Kreditgeber werden aber vorsichtiger, Finanzierungen damit komplexer und teurer. Im Vergleich zu 2021 sei eine Finanzierung heute im Durchschnitt um bis zu 3 Prozentpunkte teurer, berichtet Weber. Und auch beim akzeptierten Verschuldungsgrad in Relation zum Ebitda (Leverage) agierten Banken und Debt Funds zurückhaltender.
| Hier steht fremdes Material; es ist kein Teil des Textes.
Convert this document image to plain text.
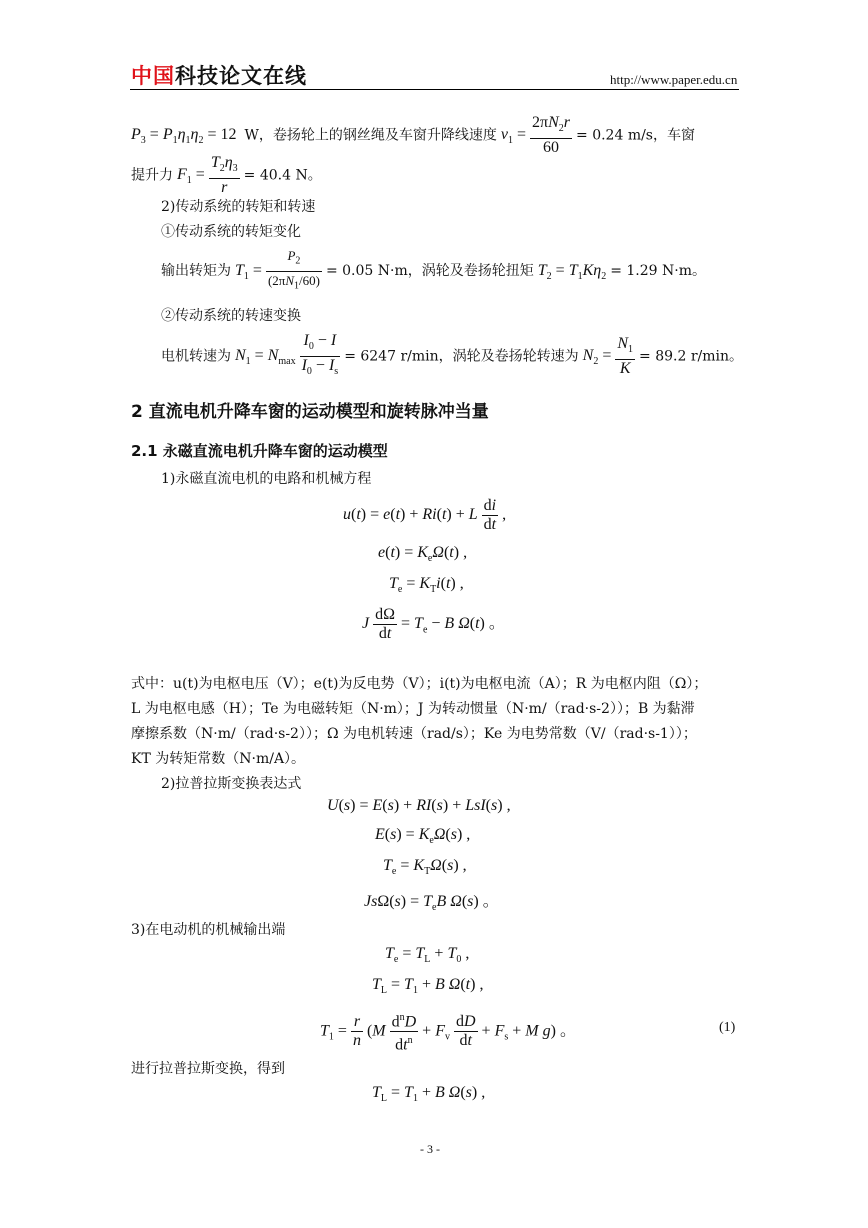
中国科技论文在线	http://www.paper.edu.cn
$P_3 = P_1\eta_1\eta_2 = 12$  W，卷扬轮上的钢丝绳及车窗升降线速度 $v_1 = \frac{2\pi N_2r}{60} = 0.24$ m/s，车窗
提升力 $F_1 = \frac{T_2\eta_3}{r} = 40.4$ N。
2)传动系统的转矩和转速
①传动系统的转矩变化
输出转矩为 $T_1 = \frac{P_2}{(2\pi N_1/60)} = 0.05$ N·m，涡轮及卷扬轮扭矩 $T_2 = T_1K\eta_2 = 1.29$ N·m。
②传动系统的转速变换
电机转速为 $N_1 = N_{max} \frac{I_0 - I}{I_0 - I_s} = 6247$ r/min，涡轮及卷扬轮转速为 $N_2 = \frac{N_1}{K} = 89.2$ r/min。
2 直流电机升降车窗的运动模型和旋转脉冲当量
2.1 永磁直流电机升降车窗的运动模型
1)永磁直流电机的电路和机械方程
u(t) = e(t) + Ri(t) + L $\frac{di}{dt}$ ,
$e(t) = K_e\Omega(t)$ ,
$T_e = K_Ti(t)$ ,
J $\frac{d\Omega}{dt} = T_e - B$ Ω(t) 。
式中：u(t)为电枢电压（V）；e(t)为反电势（V）；i(t)为电枢电流（A）；R 为电枢内阻（Ω）；
L 为电枢电感（H）；Te 为电磁转矩（N·m）；J 为转动惯量（N·m/（rad·s-2））；B 为黏滞
摩擦系数（N·m/（rad·s-2））；Ω 为电机转速（rad/s）；Ke 为电势常数（V/（rad·s-1））；
KT 为转矩常数（N·m/A）。
2)拉普拉斯变换表达式
U(s) = E(s) + RI(s) + LsI(s) ,
$E(s) = K_e\Omega(s)$ ,
$T_e = K_T\Omega(s)$ ,
$Js\Omega(s) = T_eB$ Ω(s) 。
3)在电动机的机械输出端
$T_e = T_L + T_0$ ,
$T_L = T_1 + B$ Ω(t) ,
$T_1 = \frac{r}{n} (M \frac{d^nD}{dt^n} + F_v \frac{dD}{dt} + F_s + M$ g) 。	(1)
进行拉普拉斯变换，得到
$T_L = T_1 + B$ Ω(s) ,
- 3 -
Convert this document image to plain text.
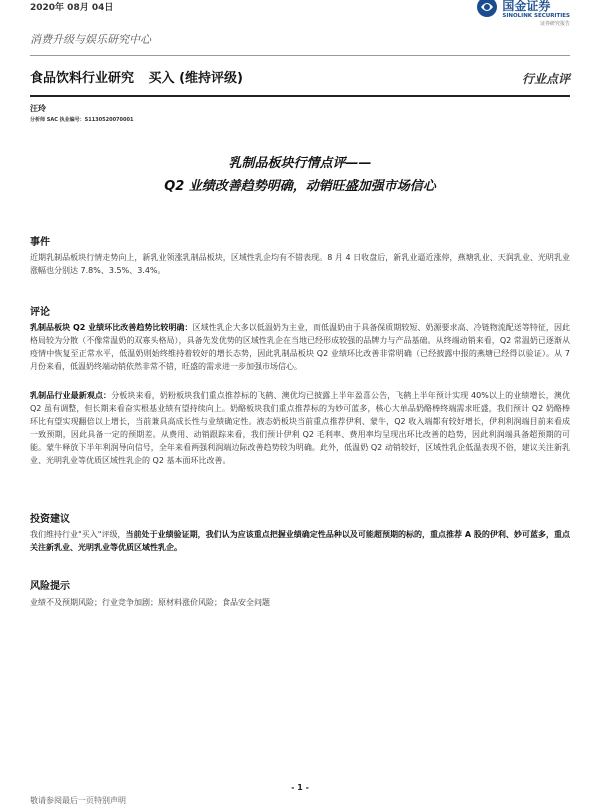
2020年 08月 04日	国金证券
SINOLINK SECURITIES
证券研究报告
消费升级与娱乐研究中心
食品饮料行业研究 买入 (维持评级)	行业点评
汪玲
分析师 SAC 执业编号：S1130520070001
乳制品板块行情点评——
Q2 业绩改善趋势明确，动销旺盛加强市场信心
事件
近期乳制品板块行情走势向上，新乳业领涨乳制品板块，区域性乳企均有不错表现。8 月 4 日收盘后，新乳业逼近涨停，燕塘乳业、天润乳业、光明乳业涨幅也分别达 7.8%、3.5%、3.4%。
评论
乳制品板块 Q2 业绩环比改善趋势比较明确：区域性乳企大多以低温奶为主业，而低温奶由于具备保质期较短、奶源要求高、冷链物流配送等特征，因此格局较为分散（不像常温奶的双寡头格局），具备先发优势的区域性乳企在当地已经形成较强的品牌力与产品基础。从终端动销来看，Q2 常温奶已逐渐从疫情中恢复至正常水平，低温奶则始终维持着较好的增长态势，因此乳制品板块 Q2 业绩环比改善非常明确（已经披露中报的燕塘已经得以验证）。从 7 月份来看，低温奶终端动销依然非常不错，旺盛的需求进一步加强市场信心。
乳制品行业最新观点：分板块来看，奶粉板块我们重点推荐标的飞鹤、澳优均已披露上半年盈喜公告，飞鹤上半年预计实现 40%以上的业绩增长，澳优 Q2 虽有调整，但长期来看奋实根基业绩有望持续向上。奶酪板块我们重点推荐标的为妙可蓝多，核心大单品奶酪棒终端需求旺盛，我们预计 Q2 奶酪棒环比有望实现翻倍以上增长，当前兼具高成长性与业绩确定性。液态奶板块当前重点推荐伊利、蒙牛，Q2 收入端都有较好增长，伊利利润端目前来看成一致预期，因此具备一定的预期差。从费用、动销跟踪来看，我们预计伊利 Q2 毛利率、费用率均呈现出环比改善的趋势，因此利润端具备超预期的可能。蒙牛释放下半年利润导向信号，全年来看两强利润端边际改善趋势较为明确。此外，低温奶 Q2 动销较好，区域性乳企低温表现不俗，建议关注新乳业、光明乳业等优质区域性乳企的 Q2 基本面环比改善。
投资建议
我们维持行业"买入"评级，当前处于业绩验证期，我们认为应该重点把握业绩确定性品种以及可能超预期的标的，重点推荐 A 股的伊利、妙可蓝多，重点关注新乳业、光明乳业等优质区域性乳企。
风险提示
业绩不及预期风险；行业竞争加剧；原材料涨价风险；食品安全问题
- 1 -
敬请参阅最后一页特别声明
Die dadurch entstehende Finanzierungslücke konnten unter anderem Nachrangfinanzierungen von Debt Funds füllen, berichtet Weber.

Im Prinzip sei das die Umkehr der Super-Senior-Finanzierungsstrukturen, bei denen ein Debt Fund den größeren, nachrangigen und teureren Finanzierungsteil bereitstellt und im Rang vor sich eine Bank mit einer kleineren und günstigeren Tranche zulässt. Laut Weber tun sie dies aber nur bei besonders attraktiven Assets, also insbesondere aus den Bereichen Software/IT und Healthcare. Da sich beide Sektoren zuletzt etwas abgekühlt haben, hatten es 2022 folglich auch die Super-Senior-Strukturen schwerer. 2023 dürfte für den Markt nicht leichter werden.